Zafin
- Type: Private
- Industry: Banking Software
- Founded: 2002; 24 years ago
- Headquarters: Toronto, Ontario, Canada
- Products: miRevenue
- Services: Relationship-based pricing
- Website: www.zafin.com

= Zafin =

Banking software

Zafin is a banking software enterprise platform company that provides relationship-based pricing to banks and financial institutions.

The company has offices in Canada, USA, UK, Germany, United Arab Emirates, India, Malaysia, and South Africa.

==History==
The company is founded and led by Karim Somji in 2002.

In March 2020, Zafin announced the appointment of Venkataraman Balasubramanian to its senior leadership team as executive vice president and chief technology officer.

In early 2022, Zafin purchased Surrey, B.C.-based FinancialCAD Corp. (Fincad), a provider of derivatives valuation software, for $32.7 million USD. However, instead of integrating Fincad into its own platform, Zafin sold the business to New York-based financial analytics provider Numerix LLC in April 2023 for an undisclosed amount.

Nordic Capital has acquired a majority stake in Zafin. As part of the transaction, long-time investors Beedie Capital, Kayne Partners, and Vistara Growth have sold their stakes in the company. Beedie Capital first invested in Zafin in 2012, followed by Kayne Partners in 2014 and Vistara Growth in 2018.

==Clients==
The company's clients include banks and financial institutions such as Standard Chartered Bank, Bank of the West, CIMB, ZKB, Nedbank, HDFC Bank, National Bank of Abu Dhabi, and SEB.

==Awards==
Zafin won a Technology Award in 2007, courtesy of The Banker magazine, for Best Implementation in the Retail Banking Project category. The award represented the first implementation of miRevenue in a bank and was awarded for the retail banking implementation at HDFC Bank.

Zafin was recognized as one of the "Top 10 FinTech Companies to Watch" by American Banker in 2013.
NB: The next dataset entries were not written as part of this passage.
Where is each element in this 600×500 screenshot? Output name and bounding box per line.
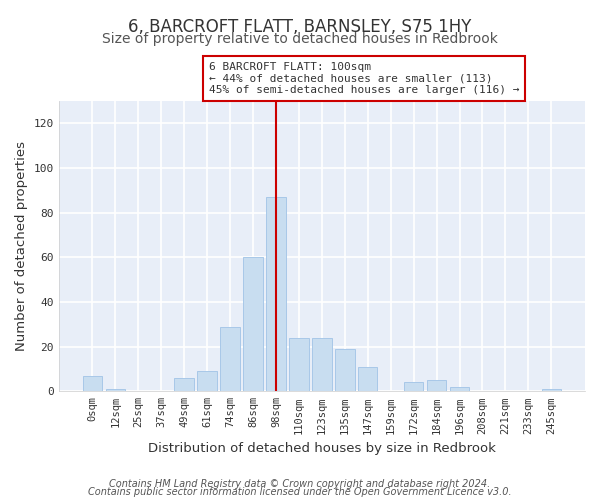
Text: 6 BARCROFT FLATT: 100sqm
← 44% of detached houses are smaller (113)
45% of semi-: 6 BARCROFT FLATT: 100sqm ← 44% of detach…: [209, 62, 519, 95]
Text: Contains public sector information licensed under the Open Government Licence v3: Contains public sector information licen…: [88, 487, 512, 497]
Bar: [289, 338, 308, 392]
Bar: [335, 349, 355, 392]
Bar: [220, 326, 240, 392]
Bar: [83, 376, 102, 392]
X-axis label: Distribution of detached houses by size in Redbrook: Distribution of detached houses by size …: [148, 442, 496, 455]
Bar: [266, 197, 286, 392]
Text: Contains HM Land Registry data © Crown copyright and database right 2024.: Contains HM Land Registry data © Crown c…: [109, 479, 491, 489]
Bar: [243, 258, 263, 392]
Text: Size of property relative to detached houses in Redbrook: Size of property relative to detached ho…: [102, 32, 498, 46]
Bar: [106, 389, 125, 392]
Bar: [542, 389, 561, 392]
Text: 6, BARCROFT FLATT, BARNSLEY, S75 1HY: 6, BARCROFT FLATT, BARNSLEY, S75 1HY: [128, 18, 472, 36]
Bar: [312, 338, 332, 392]
Bar: [450, 387, 469, 392]
Bar: [404, 382, 424, 392]
Bar: [358, 366, 377, 392]
Bar: [175, 378, 194, 392]
Y-axis label: Number of detached properties: Number of detached properties: [15, 141, 28, 351]
Bar: [197, 371, 217, 392]
Bar: [427, 380, 446, 392]
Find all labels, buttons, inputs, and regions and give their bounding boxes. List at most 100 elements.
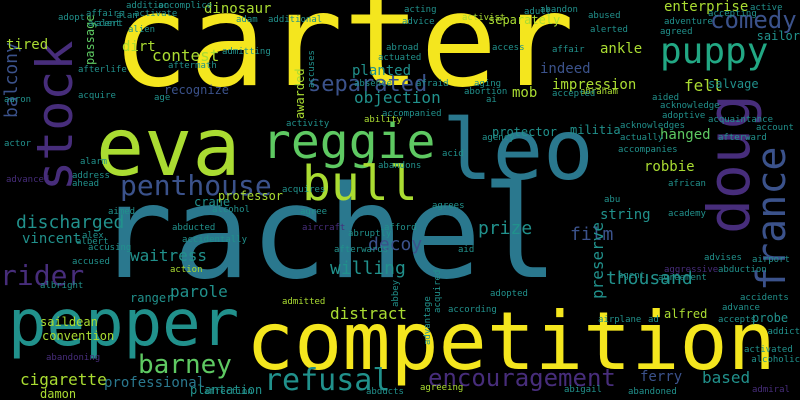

Zafin was listed on the Deloitte Fast 50 and Deloitte Fast 500 lists in 2014. The company experienced 865% revenue growth over the previous five-year period

==Projects==
Zafin completed a customized pricing system for ZKB in 2008. The complexity of the integration, which resulted in allowing ZKB to perform relationship-based pricing for large customers in real time, was featured in an academic text, "Management von Integrationsprojekten: Konzeptionelle Grundlagen und Fallstudien aus fachlicher und IT-Sicht", edited by Dr. Robert Winter of the University of St. Gallen.

In October 2017, the company launched new fintech partner ecosystem to assist the banks with a one-stop origination platform.